Histone-deacetylase-inhibitory effects of periodontopathic-bacterial metabolites induce human gingival epithelial Ca9-22 cell death.

Dental plaque bacteria produce high concentrations of short-chain fatty acids (SCFAs), as bacterial metabolites. SCFA-treated gingival epithelial cells undergo cell death. Our previous reports demonstrated that butyrate-induced cell death depends on autophagy and reactive oxygen species (ROS). However, the precise mechanisms underlying SCFA-induced gingival epithelial cell death is poorly understood.
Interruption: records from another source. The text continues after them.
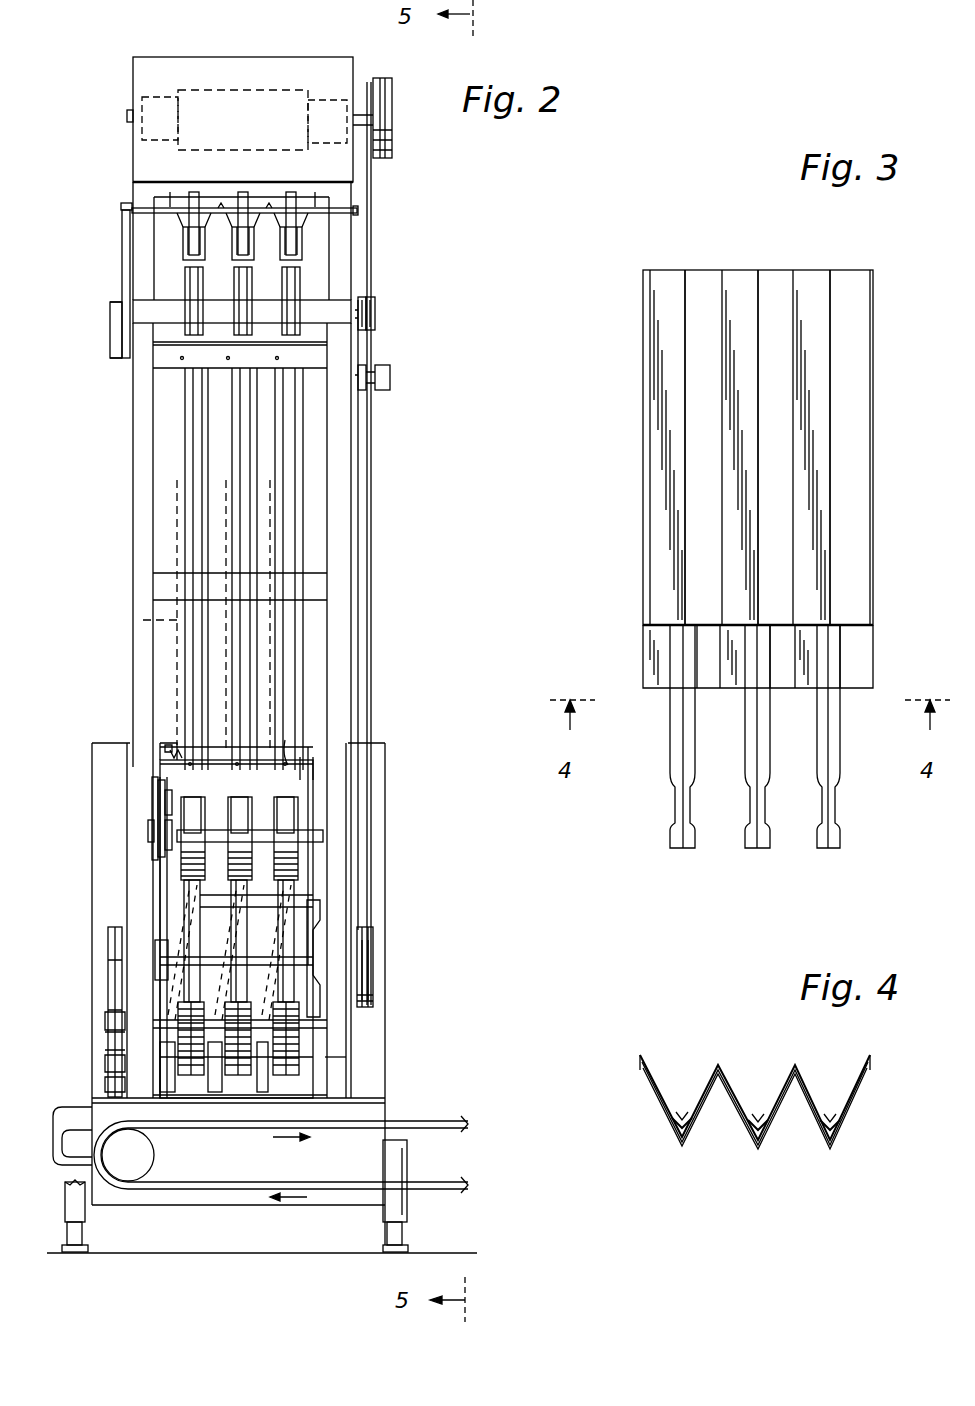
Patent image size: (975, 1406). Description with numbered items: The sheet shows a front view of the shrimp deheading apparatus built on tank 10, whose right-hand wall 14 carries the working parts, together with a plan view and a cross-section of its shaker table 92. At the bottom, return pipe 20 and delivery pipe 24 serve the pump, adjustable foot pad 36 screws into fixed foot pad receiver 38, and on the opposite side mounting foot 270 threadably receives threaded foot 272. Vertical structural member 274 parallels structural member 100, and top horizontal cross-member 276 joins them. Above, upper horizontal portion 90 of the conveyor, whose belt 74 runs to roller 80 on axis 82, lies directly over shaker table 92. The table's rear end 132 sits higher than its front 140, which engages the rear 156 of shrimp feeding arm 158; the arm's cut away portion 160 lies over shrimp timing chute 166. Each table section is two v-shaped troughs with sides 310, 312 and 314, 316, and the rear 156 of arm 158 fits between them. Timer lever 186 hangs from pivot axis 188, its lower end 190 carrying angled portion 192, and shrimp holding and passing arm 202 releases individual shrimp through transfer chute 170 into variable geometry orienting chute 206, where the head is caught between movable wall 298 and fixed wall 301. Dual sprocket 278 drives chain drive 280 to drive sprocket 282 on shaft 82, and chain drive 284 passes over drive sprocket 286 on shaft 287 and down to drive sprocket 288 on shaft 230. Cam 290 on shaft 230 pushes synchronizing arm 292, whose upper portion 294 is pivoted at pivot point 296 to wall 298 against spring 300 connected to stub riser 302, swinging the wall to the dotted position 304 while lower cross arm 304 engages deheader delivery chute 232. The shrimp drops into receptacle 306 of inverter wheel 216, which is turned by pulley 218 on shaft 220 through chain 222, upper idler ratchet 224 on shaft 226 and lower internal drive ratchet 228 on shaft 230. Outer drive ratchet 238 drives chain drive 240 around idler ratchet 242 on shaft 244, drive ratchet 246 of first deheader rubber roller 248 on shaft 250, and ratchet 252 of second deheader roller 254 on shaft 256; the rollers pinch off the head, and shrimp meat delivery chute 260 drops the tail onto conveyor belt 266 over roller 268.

In FIG. 2, the tank 10 is at (392, 868).
In FIG. 2, the right-hand wall 14 is at (92, 775).
In FIG. 2, the return pipe 20 is at (112, 1160).
In FIG. 2, the delivery pipe 24 is at (80, 1115).
In FIG. 2, the adjustable foot pad 36 is at (83, 1236).
In FIG. 2, the fixed foot pad receiver 38 is at (86, 1212).
In FIG. 2, the conveyor belt 74 is at (275, 90).
In FIG. 2, the roller 80 is at (160, 97).
In FIG. 2, the axis 82 is at (127, 114).
In FIG. 2, the upper horizontal portion 90 is at (243, 50).
In FIG. 2, the shaker table 92 is at (313, 205).
In FIG. 3, the shaker table 92 is at (636, 427).
In FIG. 2, the structural member 100 is at (134, 440).
In FIG. 3, the rear end 132 is at (685, 268).
In FIG. 3, the front 140 is at (645, 650).
In FIG. 3, the rear 156 is at (675, 705).
In FIG. 4, the rear 156 is at (680, 1125).
In FIG. 3, the shrimp feeding arm 158 is at (670, 752).
In FIG. 3, the cut away portion 160 is at (676, 800).
In FIG. 2, the shrimp timing chute 166 is at (185, 245).
In FIG. 2, the transfer chute 170 is at (190, 278).
In FIG. 2, the timer lever 186 is at (122, 240).
In FIG. 2, the pivot axis 188 is at (121, 207).
In FIG. 2, the lower end 190 is at (122, 318).
In FIG. 2, the angled portion 192 is at (110, 334).
In FIG. 2, the shrimp holding and passing arm 202 is at (196, 192).
In FIG. 2, the variable geometry orienting chute 206 is at (196, 390).
In FIG. 2, the shrimp longitudinal position inverter wheel 216 is at (160, 842).
In FIG. 2, the pulley 218 is at (158, 808).
In FIG. 2, the shaft 220 is at (152, 828).
In FIG. 2, the chain 222 is at (162, 872).
In FIG. 2, the upper idler ratchet 224 is at (152, 795).
In FIG. 2, the shaft 226 is at (158, 800).
In FIG. 2, the lower internal drive ratchet 228 is at (153, 925).
In FIG. 2, the shaft 230 is at (108, 940).
In FIG. 2, the deheader delivery chute 232 is at (285, 865).
In FIG. 2, the outer drive ratchet 238 is at (155, 952).
In FIG. 2, the chain drive 240 is at (108, 968).
In FIG. 2, the idler ratchet 242 is at (108, 1085).
In FIG. 2, the shaft 244 is at (108, 1060).
In FIG. 2, the drive ratchet 246 is at (108, 1036).
In FIG. 2, the first deheader rubber roller 248 is at (300, 1052).
In FIG. 2, the shaft 250 is at (340, 1050).
In FIG. 2, the ratchet 252 is at (108, 1012).
In FIG. 2, the second deheader roller 254 is at (300, 1035).
In FIG. 2, the shaft 256 is at (300, 1022).
In FIG. 2, the shrimp meat delivery chute 260 is at (265, 1086).
In FIG. 2, the conveyor belt 266 is at (222, 1190).
In FIG. 2, the roller 268 is at (145, 1150).
In FIG. 2, the mounting foot 270 is at (400, 1162).
In FIG. 2, the threaded foot 272 is at (398, 1236).
In FIG. 2, the structural member 274 is at (340, 562).
In FIG. 2, the top horizontal cross-member 276 is at (300, 316).
In FIG. 2, the dual sprocket 278 is at (392, 382).
In FIG. 2, the chain drive 280 is at (372, 218).
In FIG. 2, the drive sprocket 282 is at (393, 100).
In FIG. 2, the chain drive 284 is at (372, 444).
In FIG. 2, the drive sprocket 286 is at (377, 306).
In FIG. 2, the shaft 287 is at (377, 322).
In FIG. 2, the drive sprocket 288 is at (375, 940).
In FIG. 2, the cam 290 is at (318, 928).
In FIG. 2, the synchronizing arm 292 is at (315, 785).
In FIG. 2, the upper portion 294 is at (305, 762).
In FIG. 2, the pivot point 296 is at (285, 755).
In FIG. 2, the pivotally mounted side member 298 is at (185, 410).
In FIG. 2, the spring 300 is at (172, 745).
In FIG. 2, the fixed wall 301 is at (210, 440).
In FIG. 2, the stub riser 302 is at (180, 748).
In FIG. 2, the lower cross arm 304 is at (140, 620).
In FIG. 2, the receptacle 306 is at (290, 808).
In FIG. 3, the side 310 is at (658, 345).
In FIG. 4, the side 310 is at (655, 1075).
In FIG. 3, the side 312 is at (705, 285).
In FIG. 4, the side 312 is at (705, 1080).
In FIG. 3, the side 314 is at (660, 625).
In FIG. 4, the side 314 is at (652, 1095).
In FIG. 3, the side 316 is at (710, 630).
In FIG. 4, the side 316 is at (700, 1125).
Butyrate is a strong histone deacetylase (HDAC) inhibitor. Therefore, we determined the involvement of HDAC inhibitory activity in SCFA-induced gingival epithelial cells. Ca9-22 cells were used as an in vitro counterpart of gingival epithelial cells. Ca9-22 cells were treated with HDAC inhibitors in the presence or absence of C646, a P300 histone acetyltransferase (HAT) inhibitor, and compared the number of dead cells, which are measured using SYTOX Green dye. Acetylation levels of histone H3 were examined using western blotting. Changes in transcriptomes during the butyrate and C646 treatment were examined using RNA sequencing analysis. The butyrate or propionate-treatment of Ca9-22 cells induced acetylation of histone H3, while the C646 treatment strongly reduced the elevated acetylation levels. Accordingly, butyrate or propionate-induced cell death was inhibited by the C646 treatment. Similar results were obtained when other HDAC inhibitors were used. Whole transcriptome analysis revealed that the expression of numerous genes was altered by butyrate-induced histone acetylation. Moreover, some autophagy and ROS-related genes found in the altered genes might induce cell death. This study suggests the need for HDAC-inhibitory activity of bacterial metabolites to induce cell death, and the effects might enhance autophagy and ROS production.